Стремковская Вера. Открытие сезона
Концерт обещали «В полную силу после долгой разлуки», то есть в реальном режиме после пандемии. Собираться начали заранее, за несколько дней до назначенной даты.Ближайший супермаркет подсунул мне новую упаковку неизвестной краски для волос, которая оказалась неожиданно едкой, и за положенные полчаса подождать, потом смыть теплой водой с шампунем, и прополоскать - я из блондинки разом превратилась в брюнетку.
Пэр, вернувшись, застыл в дверях, увидав не меня, но, выдохнув, сказал: «А что, - тебе идет!»

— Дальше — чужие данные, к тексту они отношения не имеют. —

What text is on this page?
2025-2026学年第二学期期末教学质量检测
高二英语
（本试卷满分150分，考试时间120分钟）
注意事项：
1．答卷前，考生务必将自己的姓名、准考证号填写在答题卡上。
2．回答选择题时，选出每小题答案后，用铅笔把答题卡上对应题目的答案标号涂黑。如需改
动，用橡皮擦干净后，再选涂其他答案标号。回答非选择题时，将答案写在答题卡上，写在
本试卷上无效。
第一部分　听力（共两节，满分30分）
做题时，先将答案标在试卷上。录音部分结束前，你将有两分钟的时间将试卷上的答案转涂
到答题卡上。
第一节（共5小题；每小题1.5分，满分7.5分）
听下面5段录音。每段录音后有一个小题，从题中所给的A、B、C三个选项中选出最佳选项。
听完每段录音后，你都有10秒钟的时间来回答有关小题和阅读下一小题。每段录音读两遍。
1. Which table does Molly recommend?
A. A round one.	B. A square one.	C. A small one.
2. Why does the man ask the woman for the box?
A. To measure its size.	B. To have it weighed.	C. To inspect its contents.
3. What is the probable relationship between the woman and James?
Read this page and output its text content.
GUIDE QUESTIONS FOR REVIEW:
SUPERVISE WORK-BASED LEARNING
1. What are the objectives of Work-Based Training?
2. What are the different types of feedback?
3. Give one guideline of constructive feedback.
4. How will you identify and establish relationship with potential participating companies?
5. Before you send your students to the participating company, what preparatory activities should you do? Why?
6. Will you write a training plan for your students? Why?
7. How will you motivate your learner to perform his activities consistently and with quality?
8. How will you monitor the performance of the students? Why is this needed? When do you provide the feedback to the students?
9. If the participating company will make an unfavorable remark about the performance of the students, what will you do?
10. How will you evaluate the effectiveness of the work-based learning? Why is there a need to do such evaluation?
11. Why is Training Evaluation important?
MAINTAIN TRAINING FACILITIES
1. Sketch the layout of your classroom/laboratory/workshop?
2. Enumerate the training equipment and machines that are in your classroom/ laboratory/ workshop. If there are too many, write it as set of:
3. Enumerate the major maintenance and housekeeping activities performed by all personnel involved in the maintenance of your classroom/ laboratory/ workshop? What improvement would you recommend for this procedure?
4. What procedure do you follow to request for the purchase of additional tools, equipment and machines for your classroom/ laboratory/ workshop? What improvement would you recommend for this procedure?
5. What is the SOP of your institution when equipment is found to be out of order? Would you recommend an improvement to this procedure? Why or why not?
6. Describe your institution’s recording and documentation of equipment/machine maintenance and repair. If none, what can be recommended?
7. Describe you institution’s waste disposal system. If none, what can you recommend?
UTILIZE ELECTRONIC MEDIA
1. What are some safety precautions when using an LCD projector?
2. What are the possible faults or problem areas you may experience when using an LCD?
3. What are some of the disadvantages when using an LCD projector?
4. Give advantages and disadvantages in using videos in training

Серое небо заволокло дождевыми тучами. Во всех комнатах сиял электрический свет.
Из шкафов извлекались притихшие одежда и обувь.
- К этим туфелькам это платье не подходит!
- Лучше бусы, чем кулон!
- Как тебе эта рубашка?
- Не лень шнуровать ботинки, не удобно ведь!
- Зато они стильные, замшевые, в тон к брюкам!
Дождь, непрерывно ливший накануне, неожиданно стих, проявив к нам сочувствие. Без проблем добрались до концертного зала, и, в положенное время, успели найти свои («Ах какие у нас прекрасные места!») в ложе N.
Красный бархатный подлокотник ласково прильнул к руке, в ответ на легкое касание опавшего волана нежнейшего рукава платья.
Зал постепенно заполнялся публикой. Белый экран над сценой обещал нечто необычное. Под ним, между рядами стульев, ожидали в томном молчании три высоких контрабаса.
С трудом оторвала взгляд от голых лодыжек женщины в укороченных джинсах и белых кедах на босу ногу, и повернулась вправо.
В кресле прямо передо мной неподвижно сидел мужчина в серой фланелевой куртке, в каких обычно убирают старый сад на даче, или крутят руль дальнобойщики.
Рядом с ним дама в белой вязанной кофте, обмотанная массивным шарфом.
Повернувшись к фланелевой куртке, и, осветив лицо улыбкой с лукавым прищуром, дама прошептала что-то ему в ухо.
- Со мной нужно говорить по-английски, - отчетливо произнес хозяин куртки, - а это ухо у меня глухое! И постучал пальцем по левому уху.
Дама чуть замешкалась, но тут же перешла на английский, поинтересовавшись чем-то из вежливости.
Развернувшись к ней в пол-оборота, проговаривая каждое слово в отдельности, без пауз и передышек мужчина принялся подробно рассказывать, что он немец, здесь проездом, путешествует по Скандинавским странам, сегодня хотел пойти в оперу, (мой взгляд уперся в надорванный воротничок его куртки), но сегодня в опере ничего нет, поэтому купил билет в этот концерт, выбрал самое лучшее место, и вот он здесь, хотел купить программку, но программки почему-то не продают.
- Да, раньше у нас продавали программки, а теперь нет, - согласилась дама.
- Я люблю музыку Рихарда Штрауса, - методично продолжал собеседник, - это его произведение написано в конце войны, в 1945 году, как скорбь по разрушенному Мюнхену. Мюнхен разбомбили, он очень переживал!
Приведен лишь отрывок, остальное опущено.